Statistical analyses were performed using STATA software (Version 15.1; STATA. Corp, College Station, Tex). Statistical significance was defined as P < 0.05. Continuous variables were reported as mean ± SD and categorical variables as frequencies and percentages. To compare two groups, we used Student t-test for continuous variables and chi-square test for categorical variables. The incidence rates of CV disease, CV mortality, and all-cause mortality per 1,000 person-years were calculated.
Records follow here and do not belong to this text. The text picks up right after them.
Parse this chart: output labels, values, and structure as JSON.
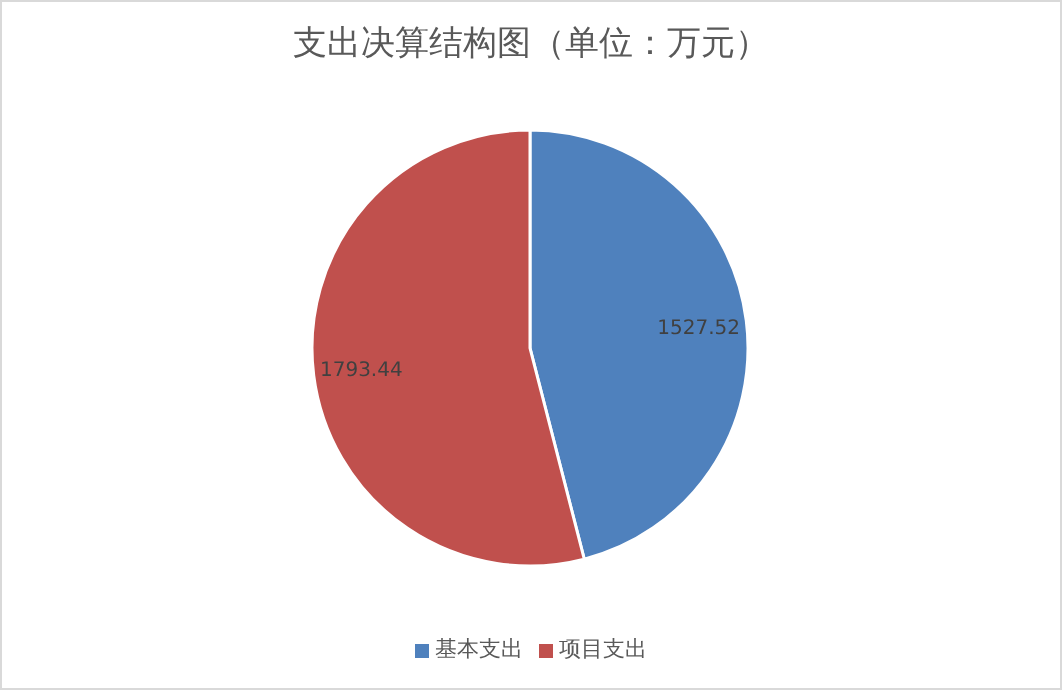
{
  "chart_data": {
    "type": "pie",
    "title": "支出决算结构图（单位：万元）",
    "categories": [
      "基本支出",
      "项目支出"
    ],
    "values": [
      1527.52,
      1793.44
    ],
    "colors": [
      "#4f81bd",
      "#c0504d"
    ],
    "data_labels": true,
    "legend": "bottom"
  }
}
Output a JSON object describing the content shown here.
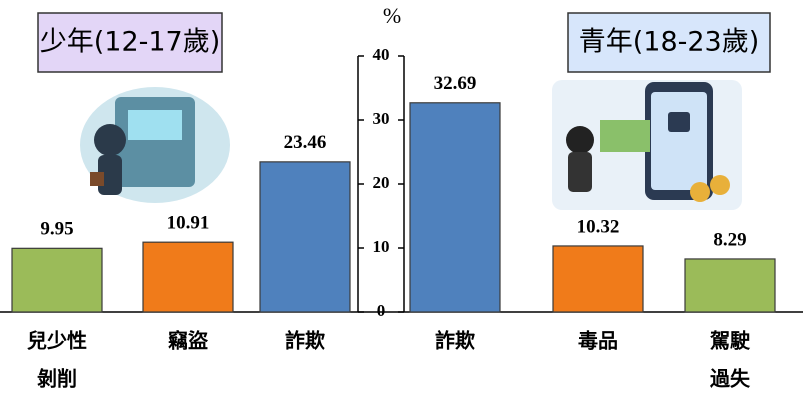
{
  "chart_data": [
    {
      "type": "bar",
      "title": "少年(12-17歲)",
      "ylabel": "%",
      "categories": [
        [
          "兒少性",
          "剝削"
        ],
        [
          "竊盜"
        ],
        [
          "詐欺"
        ]
      ],
      "values": [
        9.95,
        10.91,
        23.46
      ],
      "colors": [
        "#9bbb59",
        "#f07b1a",
        "#4f81bd"
      ],
      "ylim": [
        0,
        40
      ],
      "yticks": [
        0,
        10,
        20,
        30,
        40
      ]
    },
    {
      "type": "bar",
      "title": "青年(18-23歲)",
      "categories": [
        [
          "詐欺"
        ],
        [
          "毒品"
        ],
        [
          "駕駛",
          "過失"
        ]
      ],
      "values": [
        32.69,
        10.32,
        8.29
      ],
      "colors": [
        "#4f81bd",
        "#f07b1a",
        "#9bbb59"
      ],
      "ylim": [
        0,
        40
      ]
    }
  ]
}
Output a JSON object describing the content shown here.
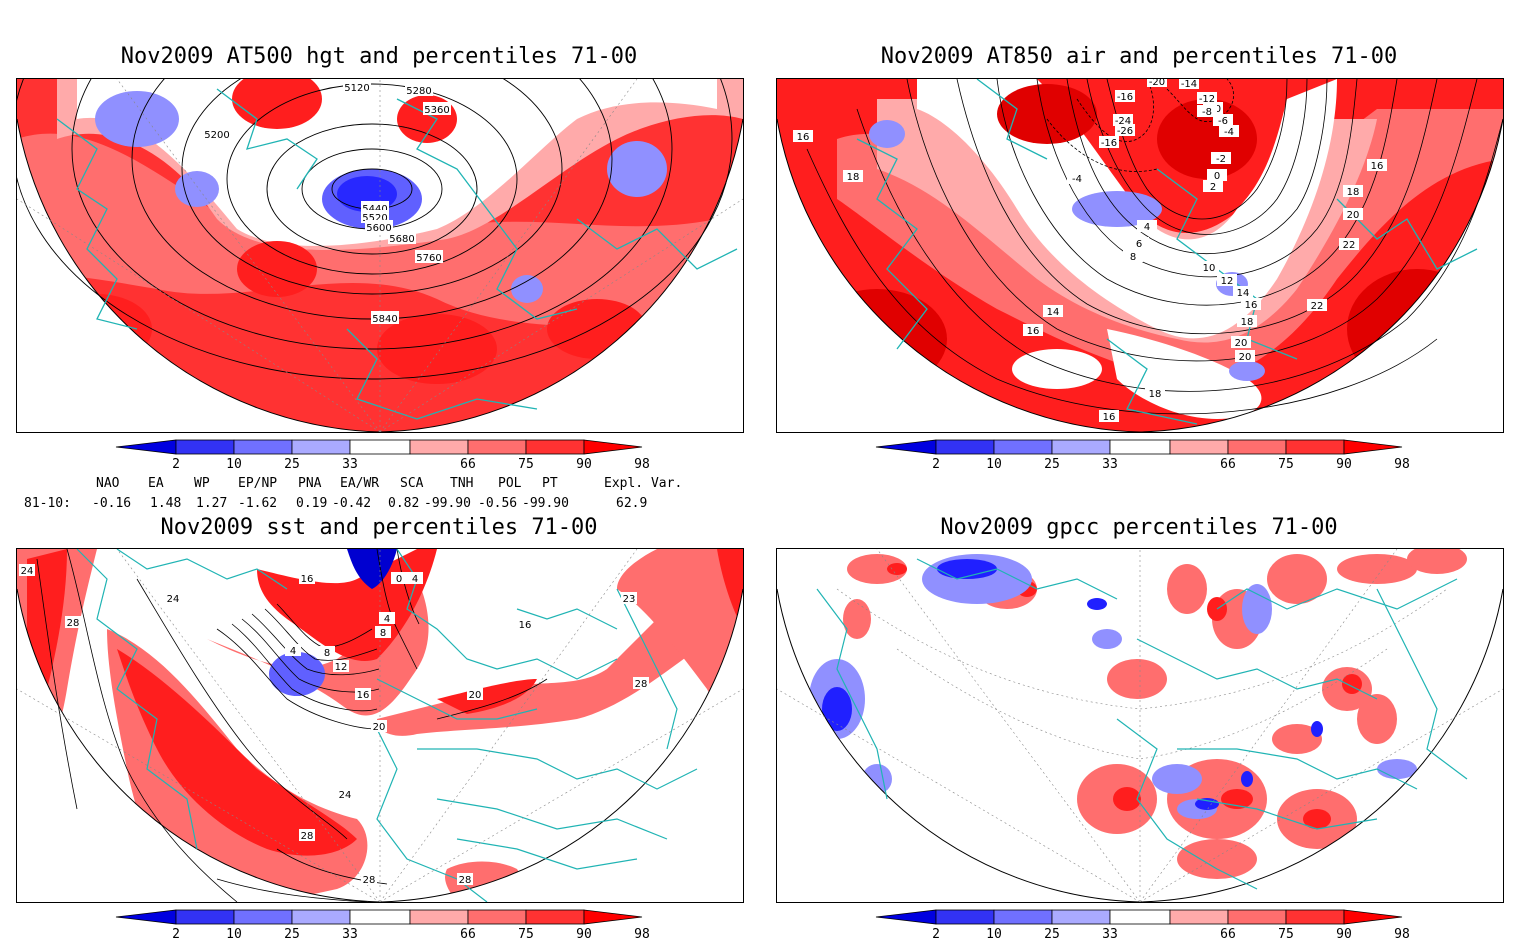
{
  "panels": [
    {
      "id": "hgt",
      "title": "Nov2009 AT500 hgt and percentiles 71-00",
      "contour_labels": [
        "5120",
        "5280",
        "5360",
        "5200",
        "5440",
        "5520",
        "5600",
        "5680",
        "5760",
        "5840"
      ]
    },
    {
      "id": "air",
      "title": "Nov2009 AT850 air and percentiles 71-00",
      "contour_labels": [
        "-20",
        "-14",
        "-16",
        "-12",
        "-10",
        "-24",
        "-26",
        "-16",
        "-8",
        "-6",
        "-4",
        "-4",
        "-2",
        "0",
        "2",
        "16",
        "18",
        "16",
        "18",
        "20",
        "22",
        "4",
        "6",
        "8",
        "10",
        "12",
        "14",
        "16",
        "18",
        "20",
        "20",
        "22",
        "14",
        "16",
        "18",
        "16"
      ]
    },
    {
      "id": "sst",
      "title": "Nov2009 sst and percentiles 71-00",
      "contour_labels": [
        "24",
        "28",
        "24",
        "0",
        "4",
        "4",
        "8",
        "4",
        "12",
        "8",
        "16",
        "20",
        "20",
        "24",
        "28",
        "28",
        "23",
        "28",
        "28",
        "16",
        "16"
      ]
    },
    {
      "id": "gpcc",
      "title": "Nov2009 gpcc percentiles 71-00",
      "contour_labels": []
    }
  ],
  "colorbar": {
    "ticks": [
      "2",
      "10",
      "25",
      "33",
      "66",
      "75",
      "90",
      "98"
    ],
    "colors": [
      "#0000e0",
      "#3232f4",
      "#7070ff",
      "#aaaaff",
      "#ffffff",
      "#ffaaaa",
      "#ff6e6e",
      "#ff3232",
      "#ff0000"
    ]
  },
  "teleconnections": {
    "headers": [
      "NAO",
      "EA",
      "WP",
      "EP/NP",
      "PNA",
      "EA/WR",
      "SCA",
      "TNH",
      "POL",
      "PT",
      "Expl. Var."
    ],
    "row_label": "81-10:",
    "values": [
      "-0.16",
      "1.48",
      "1.27",
      "-1.62",
      "0.19",
      "-0.42",
      "0.82",
      "-99.90",
      "-0.56",
      "-99.90",
      "62.9"
    ]
  },
  "colors": {
    "coast": "#20b4b4",
    "strong_red": "#ff1e1e",
    "mid_red": "#ff6e6e",
    "light_red": "#ffaaaa",
    "strong_blue": "#2020ff",
    "light_blue": "#9090ff"
  }
}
Cox proportional hazard models were used to evaluate the association of TUG results with CV events, CV mortality, and all-cause mortality. Three models were built for survival analyses, a crude model and two adjusted models. Model 1 was adjusted for sociodemographic and behavioral factors, such as sex, income, cigarette smoking, at-risk alcohol drinking, and regular exercise. Model 2 included all factors in Model 1, as well as cognitive impairment, ADL, and chronic diseases known to be CV risk factors such as obesity, hypertension, diabetes mellitus, dyslipidemia, and chronic kidney disease. Hazard ratios (HR) and 95% confidence intervals (CI) were calculated for each model.
Participants at risk with abnormal TUG results were identified by subgroup analyses in Model 2, with participants subgrouped by socio-behavioral factors, including sex, cigarette smoking, at-risk alcohol drinking, regular exercise, and chronic diseases such as obesity, hypertension, diabetes mellitus, and dyslipidemia.